Bronzezeit (1700-700 v.u.Z.)
Schon im Ausgang der Steinzeit und zu Beginn der Bronzezeit, tauchte der Keramikstil der Aunjetitzer Kultur auf (nach einem Dorf in Böhmen benannt) und breitete sich, ähnlich wie kurz darauf die Lausitzer Kultur (1400-600 v. Chr.) von Böhmen und über Schlesien bis nach Brandenburg aus. Seit dem diente die Oder intensiv als Leitlinie der Kulturen. Die Menschen der verschiedenen Kulturepochen begannen kleine einzelne Typen herauszubilden.
Das lässt vermuten, daß sie in kleineren Stämmen lebten. In dem Zuge wurden die Territorien kleiner und innerhalb eines Kulturkreises gab es jetzt verschiedene Untergruppen, die sich anhand von feinen Merkmalen unterschieden. Zugleich reichten die Kulturkreise über riesige Territorien: Funde der Lausitzer Kultur wurden bei Ausgrabungen in Troja entdeckt! Für sie waren drei eigenständige Keramiktypen prägend. Die Buckelkeramik, der Aurither Typus und der Göritzer Typus. Sie waren alle von hoher Qualität und zeugten von einer ausgezeichneten Tonverarbeitung und Brandtechnik. Die Buckelkeramik war im gesamten Oderbruchgebiet verbreitet. Bei den Fundstücken handelt es sich hauptsächlich um Urnengefäße. Immer noch war die Bandgrubenbestattung vorherrschend.
Der Aurither Typus wurde nach dem Gräberfeldfund von Aurith/Kreis Weststernberg benannt. Bei diesem Stil kommt die Freude an ornamentaler Belebung zum Ausdruck. Kennzeichen sind besonders die eingestochenen Punktreihen, die durch Ornamentbänder begleitet werden. Eines der merkwürdigsten Gefäße dieses Typs wurde in einem Gräberfeld bei Rathsdorf gefunden.
Es handelt sich um ein Stierkopfgefäß. Es wird oft in einschlägigen archäologischen Abhandlungen erwähnt. Der Göritzer Typus wurde nach dem Gräberfeldfund von Göritz, dem heutigen Goryca in Polen, benannt. Das Verbreitungsgebiet lag im Odertal zwischen Frankfurt/Oder und der pommerschen Grenze im Norden.

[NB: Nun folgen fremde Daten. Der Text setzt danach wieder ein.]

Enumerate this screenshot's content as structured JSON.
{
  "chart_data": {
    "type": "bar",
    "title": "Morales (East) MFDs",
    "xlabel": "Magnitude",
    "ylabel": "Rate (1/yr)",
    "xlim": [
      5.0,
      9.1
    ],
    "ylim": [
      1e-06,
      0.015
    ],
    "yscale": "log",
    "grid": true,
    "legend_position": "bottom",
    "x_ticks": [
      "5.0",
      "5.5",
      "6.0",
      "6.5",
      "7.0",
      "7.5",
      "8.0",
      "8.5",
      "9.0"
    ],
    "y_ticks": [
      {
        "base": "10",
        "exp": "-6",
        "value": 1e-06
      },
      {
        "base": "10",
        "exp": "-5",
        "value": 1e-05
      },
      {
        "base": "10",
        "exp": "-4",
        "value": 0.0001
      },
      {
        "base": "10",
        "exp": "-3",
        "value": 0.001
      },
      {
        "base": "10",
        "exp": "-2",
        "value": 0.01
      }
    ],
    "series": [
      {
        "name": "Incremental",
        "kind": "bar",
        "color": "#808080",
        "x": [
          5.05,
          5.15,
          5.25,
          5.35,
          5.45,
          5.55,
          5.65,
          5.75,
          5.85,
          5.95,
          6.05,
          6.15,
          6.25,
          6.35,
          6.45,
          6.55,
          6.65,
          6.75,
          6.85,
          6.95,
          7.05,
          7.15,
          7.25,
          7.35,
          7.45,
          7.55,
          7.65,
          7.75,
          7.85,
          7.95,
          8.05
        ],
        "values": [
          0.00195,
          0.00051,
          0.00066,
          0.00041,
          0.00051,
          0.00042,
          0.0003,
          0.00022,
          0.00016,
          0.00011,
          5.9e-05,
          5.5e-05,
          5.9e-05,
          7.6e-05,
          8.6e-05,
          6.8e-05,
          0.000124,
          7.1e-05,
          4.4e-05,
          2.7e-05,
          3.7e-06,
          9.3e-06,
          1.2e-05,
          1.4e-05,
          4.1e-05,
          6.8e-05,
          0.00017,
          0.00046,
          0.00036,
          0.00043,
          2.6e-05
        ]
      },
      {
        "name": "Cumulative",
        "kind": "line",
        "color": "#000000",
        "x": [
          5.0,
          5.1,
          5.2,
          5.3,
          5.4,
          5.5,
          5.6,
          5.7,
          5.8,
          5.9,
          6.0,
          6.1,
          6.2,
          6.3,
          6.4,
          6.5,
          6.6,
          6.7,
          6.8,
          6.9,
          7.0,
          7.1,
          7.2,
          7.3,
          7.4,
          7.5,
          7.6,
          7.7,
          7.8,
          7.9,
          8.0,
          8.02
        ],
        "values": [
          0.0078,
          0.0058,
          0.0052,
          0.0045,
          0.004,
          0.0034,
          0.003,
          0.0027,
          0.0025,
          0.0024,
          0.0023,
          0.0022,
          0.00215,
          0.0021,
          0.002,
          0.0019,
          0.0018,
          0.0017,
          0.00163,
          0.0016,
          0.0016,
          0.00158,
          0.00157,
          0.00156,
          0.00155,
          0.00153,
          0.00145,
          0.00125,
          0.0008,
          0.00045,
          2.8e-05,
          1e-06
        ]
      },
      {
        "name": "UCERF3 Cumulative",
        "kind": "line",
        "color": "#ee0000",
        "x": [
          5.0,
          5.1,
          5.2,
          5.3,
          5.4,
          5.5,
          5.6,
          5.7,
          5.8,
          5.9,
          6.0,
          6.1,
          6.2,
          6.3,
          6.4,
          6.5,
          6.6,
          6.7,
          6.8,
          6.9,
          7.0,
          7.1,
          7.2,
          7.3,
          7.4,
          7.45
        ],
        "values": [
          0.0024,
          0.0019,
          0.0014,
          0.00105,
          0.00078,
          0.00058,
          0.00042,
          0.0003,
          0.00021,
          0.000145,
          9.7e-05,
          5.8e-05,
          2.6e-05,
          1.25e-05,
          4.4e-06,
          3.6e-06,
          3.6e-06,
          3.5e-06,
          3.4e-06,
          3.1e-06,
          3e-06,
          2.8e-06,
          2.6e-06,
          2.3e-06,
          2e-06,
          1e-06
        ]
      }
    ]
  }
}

Die Leitform der Keramik ist eine bauchige Amphore mit schwach abgesetztem Hals. Besonders schön sind die auftretenden Linien- und Girlandenverzierungen. Diese Art der Verzierungen wurde durch das Abrollen von Torques erreicht.
Eisenzeit (800-0 v. Chr.)
Damit befinden wir uns in der La Tene Zeit, der Eisenzeitepoche. Die Torques, die zur Verzierung der Keramiken verwendet wurden, stammten von den Kelten. Sie waren Symbole einer hohen Spiritualität und wurden als goldene Halsringe getragen. Der Oderraum war nun keltisch dominiert. Ihr kultureller Einfluss erstreckte sich von der Schweiz über Mittelfrankreich bis nach Thüringen und in unser Gebiet. Die Keramik der Göritzer Gruppe veränderte sich unter dem keltischen Einfluss in Form und Farbe. Die bauchigen Gefäße sind Meisterwerke der Töpferei. Sie sind dünnwandig, tiefschwarz oder oliv glänzend poliert. Hier sind wir im Nachbau an unsere Grenzen gestoßen. In der letzten Phase dieses Keramikstils wurden sie mit Mäandern reich verziert. Die Motive wurden durch das Abrollen eines gemusterten Töpferrädchens hergestellt. Gebrannt wurde die Keramik im offenen Feuer, das mit dem Blasebalg angefacht wurde. Dabei entstand auch die Färbung. Je weniger zusätzlicher Sauerstoff beim Brennen zugeführt wurde, desto dunkler wurde sie. Ein Fundort für solch ein beschriebenes Gefäß ist Küstrin. Der Keramikstil der La Tene Zeit beeinflußte auch die nachfolgende germanische Kultur. Der Übergang verlief unmerklich. Mit dem Auslaufen der Eisenzeit endet die Periode des Lausitzer Kulturkreises und damit auch die Keramik des Göritzer Typus. Es begann die Zeit der Einzelvölker. Die Zeit der Burgunden.
Fundort: Rathsdorf
Keramik der Germanen (50 v. Chr. – 400)
Die Oder als Leitlinie der Kulturen hatte viele Namen. Bezeichnungen germanischen Ursprungs wie Guthalas oder Suebenfluß zeugen davon. Wir können davon ausgehen, daß Germanen das Oder-Warthe-Gebiet etwa 50 v. Chr. besiedelten. Es handelt sich dabei um den Stamm der Burgunden. Zum besseren Verständnis sei erwähnt, daß sich die Burgunden den Kelten verwandtschaftlich sehr nahe sahen und selbst ebenso davon überzeugt waren, auch mit den Römern verwandt zu sein. Sie waren ein Mischstamm nichtgotischen Ursprungs. Es gibt jedoch verschiedene Meinungen darüber und auch mehrere Legenden dazu. Ihr Kulturkreis zog sich von Böhmen bis zum Thüringer Wald, von der Lausitz bis ins Oder-Warthe-Gebiet.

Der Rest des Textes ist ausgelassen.